Ella tomó una profunda bocanada de aire.

—¡No la sueltes! Agarra las riendas.

—No pasa nada. No te voy a soltar.

Ella notó que se le tensaban los músculos del estómago cuando el animal comenzó a moverse.

—Ay, Dios, ay, Dios.

—Lo vas a hacer bien —la animó Ian, sacando a la yegua del patio—. Daremos un paseo por el camino, ¿vale?

Joey no respondió. Bastante tenía con aferrarse a la montura como si le fuera la vida en ello.

—¿Te parece bien, Joey? —insistió él.

Ella asintió, agarrándose al pomo de la silla con fuerza. Tomó una profunda bocanada de aire tratando de relajarse un poco. Si Sarah y los niños podían hacerlo, ella también.

—Eso es —la animó Ian—. Lo estás haciendo muy bien.

Al cabo de un rato, a Joey la sorprendió comprobar que se estaba relajando.
Maggie
iba despacio y parecía fuerte y, meciéndose al ritmo de su suave caminar, se sintió capaz de mirar hacia adelante, hacia los árboles y los prados que rodeaban el camino rural. «Lo estoy haciendo, lo estoy haciendo», pensó.

El siguiente paso era que Ian montara en su propio caballo y, para ello, trató de que Joey cogiera las riendas de
Maggie
.

—¡No, me da mucho miedo!

—Pero tengo que ir a por
Trueno
.

—¿Se llama
Trueno
? Vale, creo que he tenido suficiente. Ha estado muy bien, pero…

—Le dan miedo los truenos, por eso lo llamamos así. Mira, ataré a
Maggie
a la valla. No se irá a ninguna parte.

—¿Estás seguro?

—Seguro. Es lenta y perezosa. No se mueve más de lo estrictamente necesario.

Ató las riendas a la valla y se metió en el establo.

—Hola,
Maggie
—susurró Joey. La yegua la ignoró por completo—. Qué buena chica eres. Muy buena.

Soltó el pomo de la silla, al que se había estado aferrando con fuerza hasta ese momento y le puso la mano en el cuello a la yegua. Le sorprendió mucho la calidez que emanaba de ella. Le dio unas cariñosas palmaditas y
Maggie
volvió la cabeza en respuesta.
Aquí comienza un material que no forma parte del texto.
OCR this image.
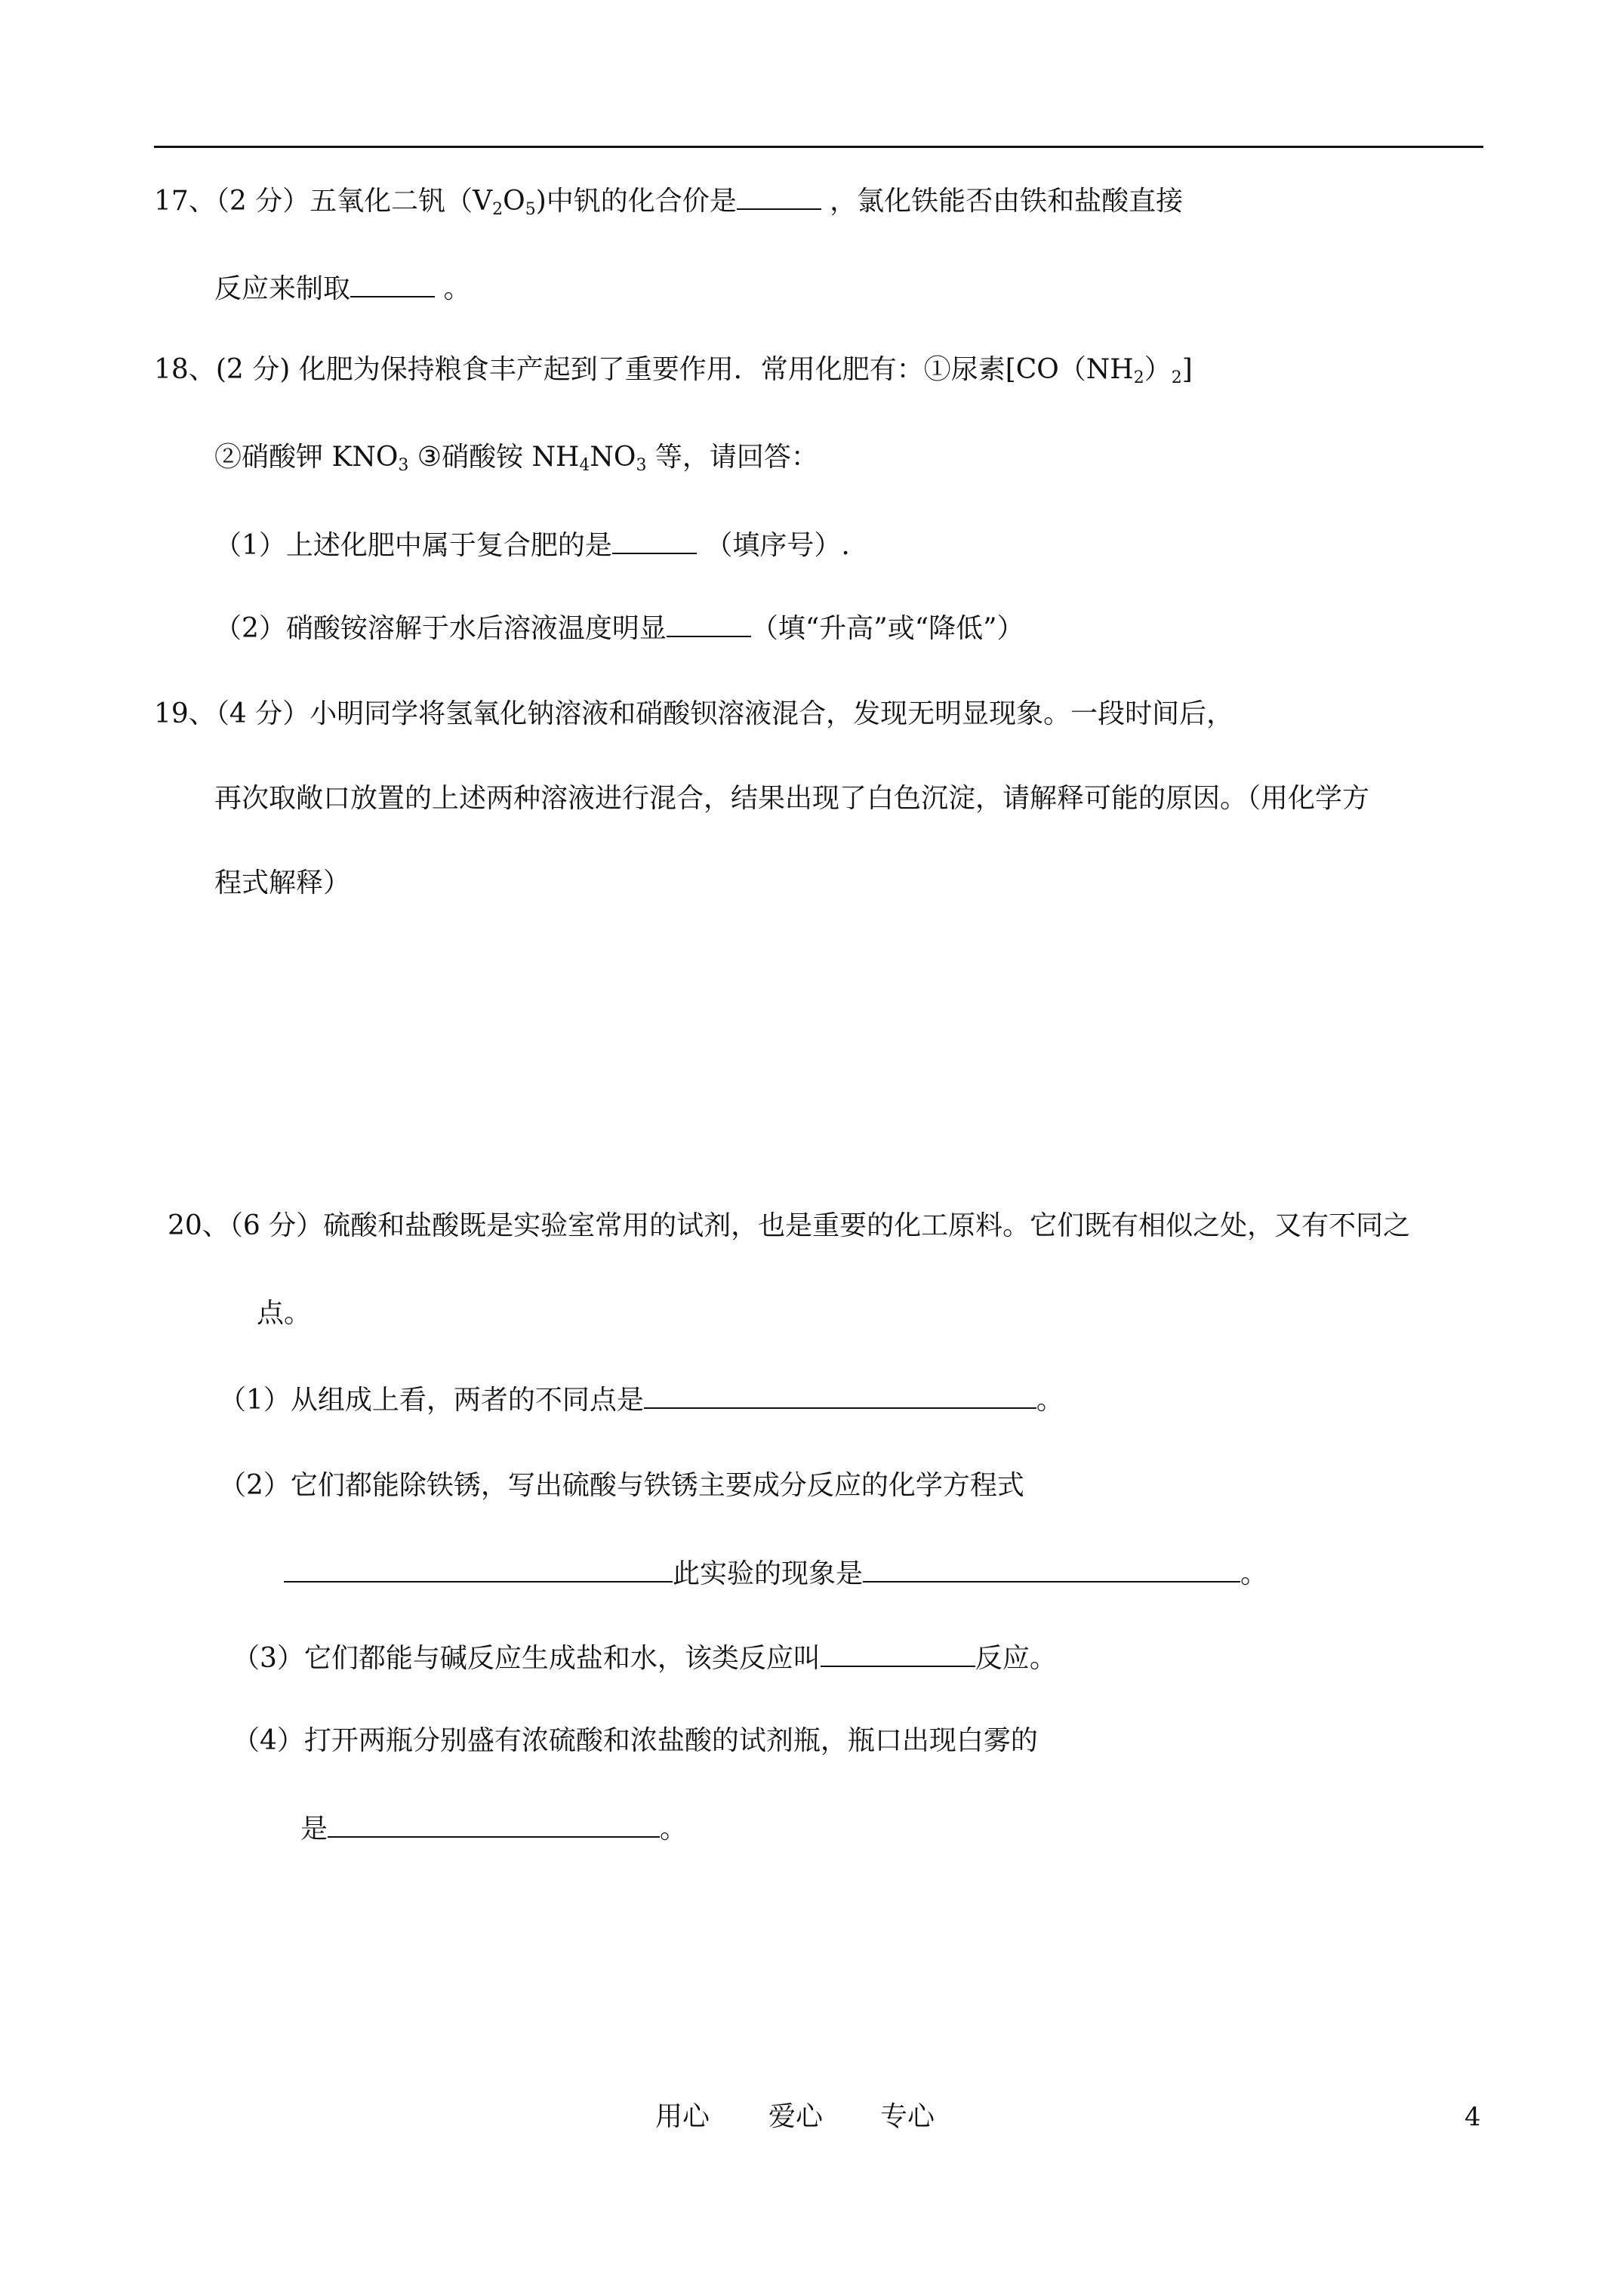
17、（2 分）五氧化二钒$(V_2O_5)$中钒的化合价是	，氯化铁能否由铁和盐酸直接
反应来制取	。
18、(2 分) 化肥为保持粮食丰产起到了重要作用．常用化肥有：①尿素$[CO(NH_2)_2]$
②硝酸钾 $KNO_3$ ③硝酸铵 $NH_4NO_3$ 等，请回答：
（1）上述化肥中属于复合肥的是	（填序号）.
（2）硝酸铵溶解于水后溶液温度明显	（填“升高”或“降低”）
19、（4 分）小明同学将氢氧化钠溶液和硝酸钡溶液混合，发现无明显现象。一段时间后，
再次取敞口放置的上述两种溶液进行混合，结果出现了白色沉淀，请解释可能的原因。（用化学方
程式解释）
20、（6 分）硫酸和盐酸既是实验室常用的试剂，也是重要的化工原料。它们既有相似之处，又有不同之
点。
（1）从组成上看，两者的不同点是	。
（2）它们都能除铁锈，写出硫酸与铁锈主要成分反应的化学方程式
此实验的现象是	。
（3）它们都能与碱反应生成盐和水，该类反应叫	反应。
（4）打开两瓶分别盛有浓硫酸和浓盐酸的试剂瓶，瓶口出现白雾的
是	。
用心 爱心 专心	4
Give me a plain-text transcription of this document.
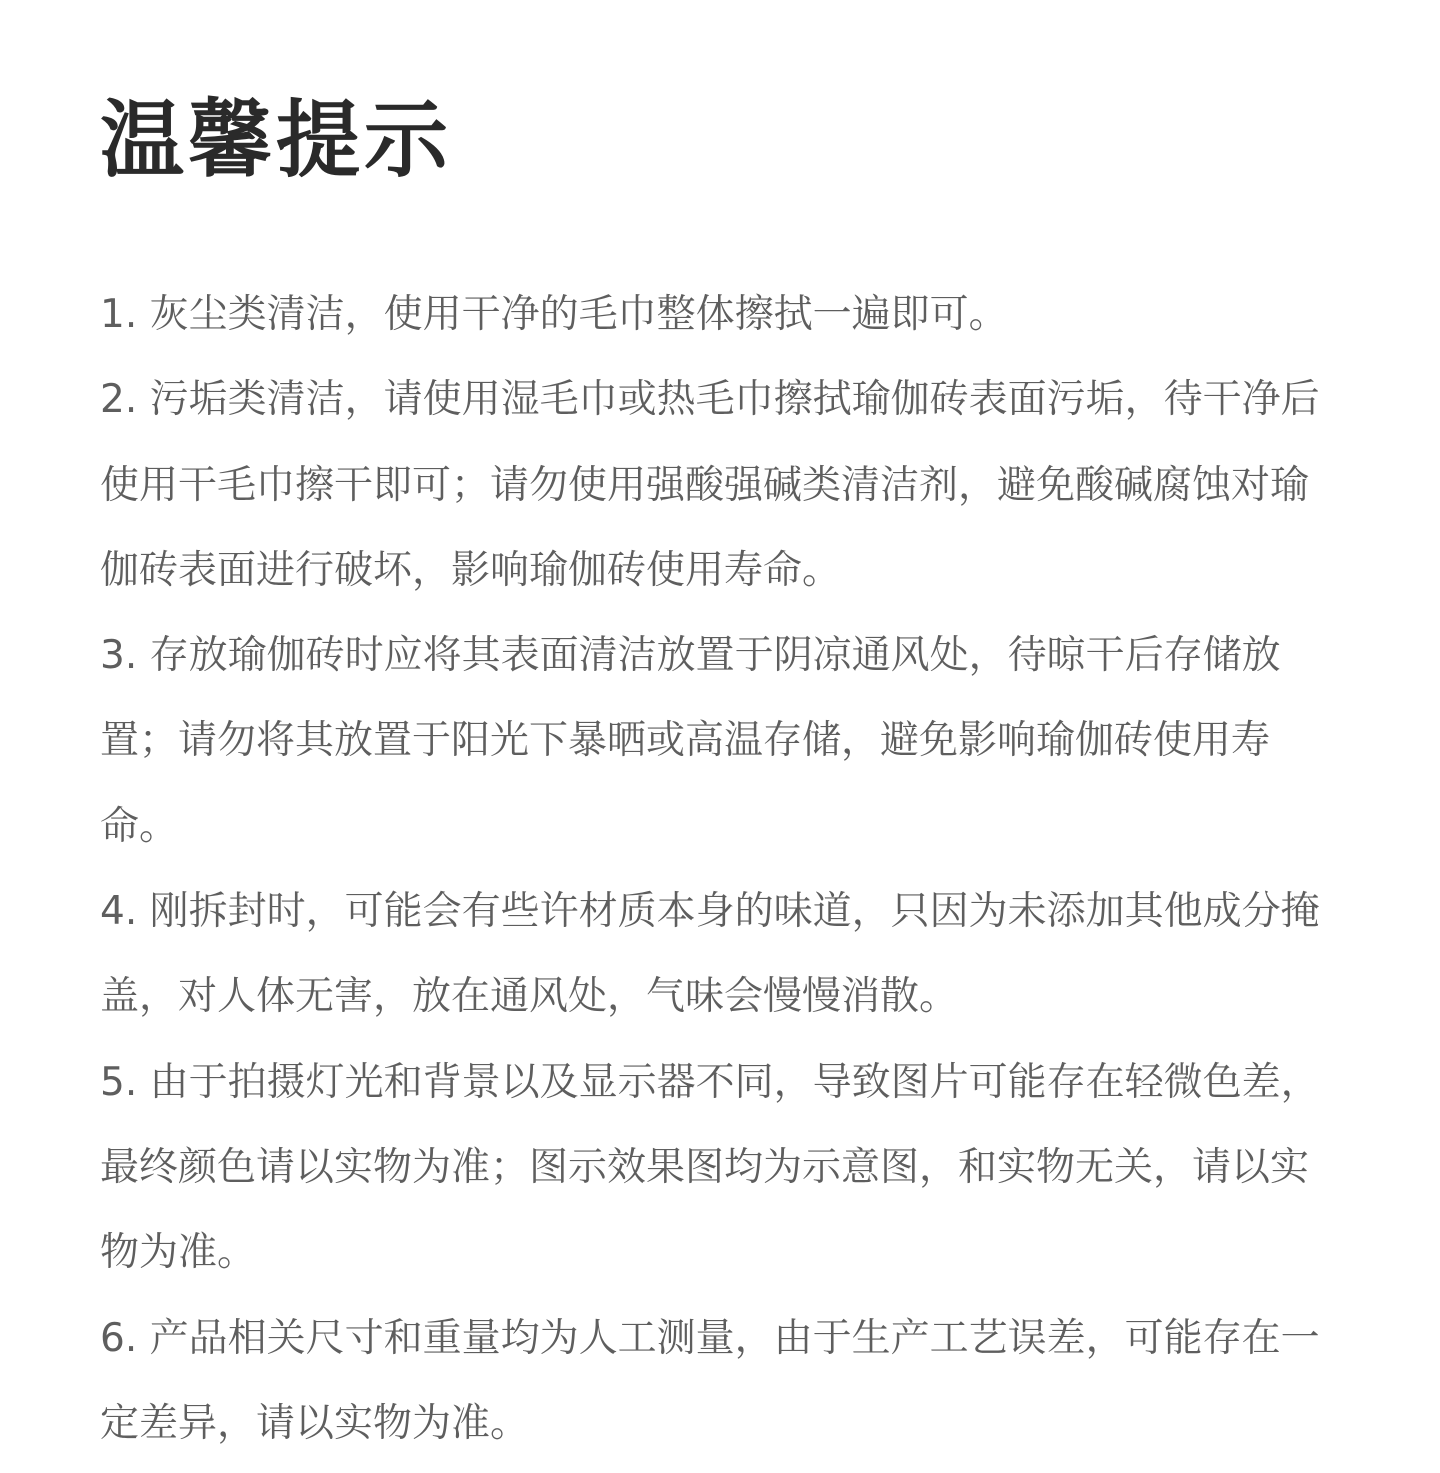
温馨提示
1. 灰尘类清洁，使用干净的毛巾整体擦拭一遍即可。
2. 污垢类清洁，请使用湿毛巾或热毛巾擦拭瑜伽砖表面污垢，待干净后使用干毛巾擦干即可；请勿使用强酸强碱类清洁剂，避免酸碱腐蚀对瑜伽砖表面进行破坏，影响瑜伽砖使用寿命。
3. 存放瑜伽砖时应将其表面清洁放置于阴凉通风处，待晾干后存储放置；请勿将其放置于阳光下暴晒或高温存储，避免影响瑜伽砖使用寿命。
4. 刚拆封时，可能会有些许材质本身的味道，只因为未添加其他成分掩盖，对人体无害，放在通风处，气味会慢慢消散。
5. 由于拍摄灯光和背景以及显示器不同，导致图片可能存在轻微色差，最终颜色请以实物为准；图示效果图均为示意图，和实物无关，请以实物为准。
6. 产品相关尺寸和重量均为人工测量，由于生产工艺误差，可能存在一定差异，请以实物为准。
Ver sus pestañas y sus enormes y límpidos ojos hizo que Joey se tranquilizara. La yegua era un animal tranquilo de verdad. Estaba consintiendo apaciblemente llevar sobre el lomo a una absoluta desconocida, y Joey sintió un afecto y una ternura repentinos.

Ian salió del establo montado sobre
Trueno
, un caballo castaño de gran tamaño y porte regio, se dirigió hacia la valla y soltó las riendas de
Maggie
.

—Puedo llevarlas yo —sugirió Joey, un tanto vacilante.

Por dentro seguía estando nerviosa, pero también decidida a ser valiente. Se dio cuenta de que aquello a él le gustó cuando lo vio responder con un sorprendido asentimiento de la cabeza y ponérselas en las manos.

—Buena chica —dijo—. Aquí tienes.

Salieron al camino, dejaron atrás el cementerio con sus viejas lápidas cubiertas de liquen, los densos setos y las colinas sembradas de diminutas casitas bajas, construidas con la misma piedra amarilla que Stanway House. A menos de un kilómetro más adelante, se apartaron del camino principal para tomar un sendero de suelo regular que serpenteaba entre los prados, subiendo hacia un claro que se abría en la margen del bosque. Joey montaba ya con más seguridad comenzando a comprender que
Maggie
no tenía intención de salir corriendo hacia su libertad.